Валентина ударила его сильнее; тогда он, извиняясь, лег, подполз к ее ногам и замер, заискивающе помахивая хвостом. Она посмотрела на его виноватую морду, и туфля выпала из ее рук.
Ветлугин улыбался, глядя на забавную сцену, а Валентина стояла, вся красная, кусая губы: точно такое виноватое выражение было прошлый раз у Андрея! «Как собака!.. Как побитая собака!» Гневные слезы выступили на ее глазах.
Значит, не было у него никакой любви! Как он сказал в лесу: «Если бы было „жаль“, то и охоты бы не было». Значит, ему не жаль меня… одна охота!
Женщина резко встряхнула головой и засмеялась, но так, что, не видя ее лица, можно было подумать о подавленном рыдании, и снова вернулась к столу.
Она подняла свою рюмку, вгляделась в нее на свету.
– Давайте выпьем за нашу встречу, – сказала она. Скорбь смягчила ее звонкий голос, и он зазвучал подкупающе сердечно: – Вы слышите, как гудит за окном пурга? А когда мы встретились, стояла весна… Какая солнечная была нынче весна! Мы сидели в столовой у окна… Я спросила вас: «Кто вы?» И вы ответили: «Человек». – Валентина положила руку на плечо Ветлугина. – Слышите, как воет на чердаке ветер? Он шумит на крыше, будто хочет своротить ее с дома!.. Тогда все разлетится… и свет и тепло… В такую страшную ночь немыслимо быть одинокой!
* * *
Валентина проснулась от испуга: кто-то держал ее за руку. Да что же это? Она лежала раздетая, закрытая простыней и одеялом… и не одна… Повернула голову, готовая вскрикнуть от испуга, и не вскрикнула: возле ее узкой кровати, склонясь к ней на подушку, прикорнул Виктор Ветлугин.
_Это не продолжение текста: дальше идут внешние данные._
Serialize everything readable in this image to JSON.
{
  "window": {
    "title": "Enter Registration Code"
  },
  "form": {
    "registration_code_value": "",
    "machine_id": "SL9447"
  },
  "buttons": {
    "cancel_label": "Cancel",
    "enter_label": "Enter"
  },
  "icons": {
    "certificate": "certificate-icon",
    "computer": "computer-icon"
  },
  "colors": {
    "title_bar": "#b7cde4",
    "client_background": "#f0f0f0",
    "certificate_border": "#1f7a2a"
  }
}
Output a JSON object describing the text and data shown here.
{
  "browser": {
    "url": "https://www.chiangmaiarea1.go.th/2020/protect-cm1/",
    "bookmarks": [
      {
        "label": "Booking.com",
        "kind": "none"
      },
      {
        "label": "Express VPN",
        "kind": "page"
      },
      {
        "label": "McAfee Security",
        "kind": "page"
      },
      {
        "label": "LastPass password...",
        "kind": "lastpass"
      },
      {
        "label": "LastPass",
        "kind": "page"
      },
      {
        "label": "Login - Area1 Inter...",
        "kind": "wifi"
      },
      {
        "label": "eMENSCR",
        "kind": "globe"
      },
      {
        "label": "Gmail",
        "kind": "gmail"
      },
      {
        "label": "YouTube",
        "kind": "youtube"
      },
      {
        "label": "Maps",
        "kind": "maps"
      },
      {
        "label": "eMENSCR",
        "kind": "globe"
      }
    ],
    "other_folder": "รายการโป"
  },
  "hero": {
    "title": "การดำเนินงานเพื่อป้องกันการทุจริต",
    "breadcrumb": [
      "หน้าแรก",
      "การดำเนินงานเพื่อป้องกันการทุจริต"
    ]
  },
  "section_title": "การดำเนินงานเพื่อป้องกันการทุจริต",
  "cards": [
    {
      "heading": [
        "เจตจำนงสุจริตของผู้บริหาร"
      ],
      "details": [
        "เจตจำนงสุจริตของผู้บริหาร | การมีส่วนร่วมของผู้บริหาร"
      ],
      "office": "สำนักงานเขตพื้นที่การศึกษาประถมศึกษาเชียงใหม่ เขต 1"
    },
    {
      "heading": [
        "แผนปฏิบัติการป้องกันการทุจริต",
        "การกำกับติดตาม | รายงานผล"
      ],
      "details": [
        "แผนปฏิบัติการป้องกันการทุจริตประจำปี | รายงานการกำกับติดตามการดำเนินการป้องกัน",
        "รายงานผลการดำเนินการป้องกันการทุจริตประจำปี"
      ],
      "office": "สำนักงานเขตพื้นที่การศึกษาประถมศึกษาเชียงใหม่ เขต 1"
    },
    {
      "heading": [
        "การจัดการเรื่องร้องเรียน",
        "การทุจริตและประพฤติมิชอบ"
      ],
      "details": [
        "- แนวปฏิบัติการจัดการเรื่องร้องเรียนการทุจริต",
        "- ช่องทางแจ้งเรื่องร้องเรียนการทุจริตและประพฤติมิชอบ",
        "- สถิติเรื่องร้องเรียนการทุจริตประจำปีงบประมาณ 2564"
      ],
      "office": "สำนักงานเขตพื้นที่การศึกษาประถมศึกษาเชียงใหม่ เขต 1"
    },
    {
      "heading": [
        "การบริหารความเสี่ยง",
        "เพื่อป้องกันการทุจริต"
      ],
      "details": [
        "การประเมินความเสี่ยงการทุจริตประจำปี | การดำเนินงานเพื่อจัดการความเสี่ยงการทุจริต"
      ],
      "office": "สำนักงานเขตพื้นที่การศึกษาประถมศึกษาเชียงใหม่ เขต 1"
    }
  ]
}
Серый рассвет вползал в комнату, но в полутьме Валентина сразу заметила, какое счастливое лицо у спавшего Ветлугина.
От ее резкого движения он открыл глаза и остановил на ней взгляд.
– Жизнь моя! – прошептал он тихо. – Радость моя!
Он был счастлив… Он был счастлив!!!
Валентина спрятала лицо в ладонях.
– Боже мой, что я наделала!
Отчаяние, прозвеневшее в ее голосе, хлестнуло Ветлугина. На сердце у него захолонуло. Желая что-то сказать, успокоить ее, он придвинулся, но она обеими руками оттолкнула его.
– Я вас ненавижу! Как смели вы… воспользоваться моей… слабостью!
Она не смотрела на Ветлугина и не видела, как он побелел, как затряслись и растянулись у него губы, уродуя лицо гримасой нестерпимой боли, только почувствовала вдруг содрогание его большого тела, забившегося у кровати в припадке тяжелого мужского плача.
– Я вас не тронул… Я не мог вас тронуть такую… больную!.. – почти выкрикивал он сквозь глухие рыдания. – Если бы это случилось, я сам возненавидел бы себя на всю жизнь!..
44
Какая пурга крутилась над землей, развевая седыми космами! Крыши враз побелели, когда опала бешено хлеставшая поземка. Стало тихо и холодно.
Да, тихо стало. А снег все падает – сплошная завеса из движущихся в воздухе пушистых хлопьев.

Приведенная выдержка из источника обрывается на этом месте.